La historia tenían un cierto juguillo a morbo, a guay, y a retorcido drama romántico que incluiría a buen seguro traición, pasión desatada y mucha moralidad de mierda… JA! PUES NANAI, DE LA CHINA!
El libro comienza cuando a Hester Prynne, aparente morenaza de armas tomar, es expuesta al populacho para mostrar un blasón A de color escarlata en la ropa. El castigo (es vox populi) es por haberse acostado con un hombre, aunque ella estaba casada (aunque su marido teóricamente ha muerto en el mar… Pero como no hay cuerpo… ¡no haber sido puritana, maja!).

Prueba de su relación extramatrimonial es su hija Pearl, que al parecer es una cria inquieta que a todo el mundo le da miedo…
De repente.. ¡TACHÁN! en un sorprendente giro argumental un misterioso Roger Chillingworth que en realidad es… ¿si? ¡si! El marido de Hester disfrazado! fanfarrias! Obviamente no quiere ser un cornudo y se mantiene en secreto mientras busca al padre de Pearl, amante de Hester y que no ha sido desvelado y que no es otro que Arthur Dimmesdale, el párroco jóven y sexy y bastante meagalllumbos que reniega de la mujer y se hace el loco durante el juicio y que se pasa la mayor parte del libro llorando y en plan quejicoso porque los remordimientos le atormentan… Y eso que vive con Chillingworth (si, en efecto, acrecenta el rollo culebrón).

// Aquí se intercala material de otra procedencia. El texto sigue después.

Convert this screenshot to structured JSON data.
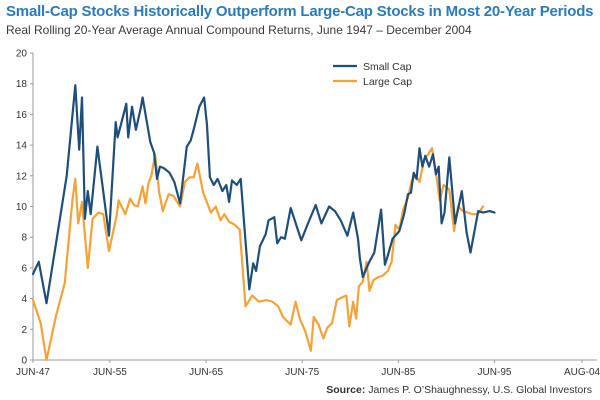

Hasta ahi, yo me esperaba un estilo de novela cercano a Brontë y a una mujer oprimida por la rígida moral puritana rebelándose al destino y defendiendo la pasión de… Ni de coña.

Hester es un personaje pobre, con un potencial abrumador que se queda en una inconsistente situación de ella sientiéndose fatal y asumiendo el castigo y enfadándose con su marido secreto y defendiendo al párroco entre lágrimas. El párroco, otora considerado un personaje épico y profundo acaba siendo reducido a la consistencia de un emo de clase media, que lloriquea sin ton ni son constantemente, y el único personaje mínimamente coherente, el del cornudo, es un ser horrible y malvado por querer enterarse de quien le ha “deshonrado”.

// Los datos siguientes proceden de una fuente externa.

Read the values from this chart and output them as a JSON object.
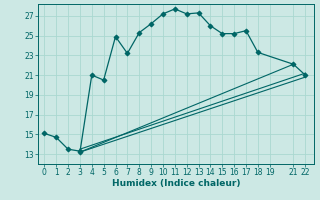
{
  "title": "",
  "xlabel": "Humidex (Indice chaleur)",
  "bg_color": "#cce8e4",
  "grid_color": "#aad8d0",
  "line_color": "#006666",
  "spine_color": "#006666",
  "xlim": [
    -0.5,
    22.7
  ],
  "ylim": [
    12.0,
    28.2
  ],
  "yticks": [
    13,
    15,
    17,
    19,
    21,
    23,
    25,
    27
  ],
  "xticks": [
    0,
    1,
    2,
    3,
    4,
    5,
    6,
    7,
    8,
    9,
    10,
    11,
    12,
    13,
    14,
    15,
    16,
    17,
    18,
    19,
    21,
    22
  ],
  "main_x": [
    0,
    1,
    2,
    3,
    3,
    4,
    5,
    6,
    7,
    8,
    9,
    10,
    11,
    12,
    13,
    14,
    15,
    16,
    17,
    18,
    21,
    22
  ],
  "main_y": [
    15.1,
    14.7,
    13.5,
    13.3,
    13.2,
    21.0,
    20.5,
    24.9,
    23.2,
    25.3,
    26.2,
    27.2,
    27.7,
    27.2,
    27.3,
    26.0,
    25.2,
    25.2,
    25.5,
    23.3,
    22.1,
    21.0
  ],
  "line1_x": [
    3,
    22
  ],
  "line1_y": [
    13.5,
    21.2
  ],
  "line2_x": [
    3,
    22
  ],
  "line2_y": [
    13.2,
    20.8
  ],
  "line3_x": [
    3,
    21
  ],
  "line3_y": [
    13.2,
    22.1
  ],
  "tick_fontsize": 5.5,
  "xlabel_fontsize": 6.5
}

Demasiado. Lento, predecible y una sensación de vacuidad y sopor eterno. Nunca he soportado, a título personal, la sensación de leer y leer capítulo tras capítulo y que no pase nada. Pero nada. Y todo ser humano tiene un máximo en la cantidad de descripciones de tortuosos sentimientos, y malvadas reflexiones que es capaz de soportar por minuto.

Por último, disculpen la crítica visceral. Y el discurso soez. Y aún así es mejor que la peli.